Aging populations within urban neighborhoods will create a series of challenges to the provision of health and social care. As the population ages, the total amount of ill health and disability in the population will increase unless there is considerable improvement in the health of current and future urban seniors (Harper, 2014). These changes are expected to occur because of the shift from acute infectious disease to complex chronic long-term illness and disability. This shift is expected to cause dramatic changes in the allocation of health care resources and the configuration of services (Howse, 2012). It has also been predicted that even if increases in the urban older adult population do not exert pressure for additional resources in the health care system, they may create the need for the development and improvement of community services for seniors with complex health needs. Mitigating environmental influences in the neighborhood that are associated with poor SRH may allow urban older adults to maintain health and reduce disability. Extending healthy lives within this population will reduce costs associated with long-term health and social care (Harper, 2014).

Conclusion

A growing body of literature has reported associations between neighborhoods and health (Yen, Michael, & Perdue, 2009). As the literature expands, it is worthwhile to consider populations such as older adults because the proportion of people aged 65 and older is growing. In the United States, the number of people above the age of 65 is expected to reach 72 million—which will account for roughly 20% of the population (Centers for Disease Control and Prevention, 2013). Previous research relating neighborhoods to health in older adults examined mortality (Diez-Roux et al., 2004), mental health (Beard et al., 2009), and health behaviors (Legh & Moore, 2012). This study adds to existing literature by examining perceived versus actual effects of neighborhood environment among urban older adults. We were able to show a relationship between fear of crime and poor SRH among urban seniors. In addition, we were able to show that poor SRH is not related to objective measures of actual crime but is related to perception of crime. This suggests that self-rated health is more affected by perception of the neighborhood. This finding supports the suggestion that self-rated health may be improved by improving senior adults’ attitudes about their neighborhood environment. Specific strategies may include reducing fear by creating activities that focus on meeting other individuals in the neighborhood. We also found that race is a determinant in older peoples’ perceptions. Understanding specific neighborhood influences on health will enable us to improve the lives of older adults, many of whom are aging in place (Kochera, Straight, & Guterbock, 2005), and is crucial in addressing growing populations of urban older adults.

Acknowledgments

This study was supported by a pilot grant from the National Institutes of Health (5P30 AG015281) and the Michigan Center for Urban African American Research. The Speak to Your Health! community survey was supported by the Prevention Research Center of Michigan (Centers for Disease Control and Prevention Grant N. U48/DP000055) and the Genesee County Health Department.

Footnotes

Declaration of Conflicting Interests: The authors declared no potential conflicts of interest with respect to the research, authorship, and/or publication of this article.
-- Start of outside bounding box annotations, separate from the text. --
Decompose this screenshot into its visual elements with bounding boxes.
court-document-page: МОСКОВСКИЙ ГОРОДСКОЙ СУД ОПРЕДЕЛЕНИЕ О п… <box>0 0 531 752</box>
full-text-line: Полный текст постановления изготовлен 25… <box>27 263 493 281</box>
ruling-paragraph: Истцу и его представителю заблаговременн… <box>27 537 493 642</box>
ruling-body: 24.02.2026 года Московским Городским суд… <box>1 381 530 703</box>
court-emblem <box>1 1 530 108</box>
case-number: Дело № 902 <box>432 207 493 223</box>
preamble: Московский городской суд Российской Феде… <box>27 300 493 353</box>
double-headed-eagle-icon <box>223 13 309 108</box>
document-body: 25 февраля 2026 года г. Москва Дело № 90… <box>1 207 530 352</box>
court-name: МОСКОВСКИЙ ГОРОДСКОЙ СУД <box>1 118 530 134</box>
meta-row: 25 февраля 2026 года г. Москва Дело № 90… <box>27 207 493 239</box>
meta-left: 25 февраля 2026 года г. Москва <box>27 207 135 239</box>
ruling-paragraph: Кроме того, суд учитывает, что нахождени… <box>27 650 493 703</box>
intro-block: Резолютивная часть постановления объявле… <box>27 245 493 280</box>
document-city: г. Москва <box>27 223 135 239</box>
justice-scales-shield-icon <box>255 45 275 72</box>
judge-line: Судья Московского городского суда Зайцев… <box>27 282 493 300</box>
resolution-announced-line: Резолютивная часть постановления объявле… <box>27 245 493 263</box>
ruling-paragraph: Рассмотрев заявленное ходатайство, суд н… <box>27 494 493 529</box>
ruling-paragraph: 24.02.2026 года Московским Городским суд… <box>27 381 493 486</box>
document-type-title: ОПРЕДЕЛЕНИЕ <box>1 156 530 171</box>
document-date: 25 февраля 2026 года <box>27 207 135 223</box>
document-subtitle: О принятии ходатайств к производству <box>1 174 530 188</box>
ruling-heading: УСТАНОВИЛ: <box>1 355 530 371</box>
Funding: The author(s) received no financial support for the research, authorship, and/or publication of this article: This study was supported by a pilot grant from the National Institutes of Health (5P30 AG015281) and the Michigan Center for Urban African American Research. The Speak to Your Health! community survey was supported by the Prevention Research Center of Michigan (Centers for Disease Control and Prevention Grant N. U48/DP000055) and the Genesee County Health Department.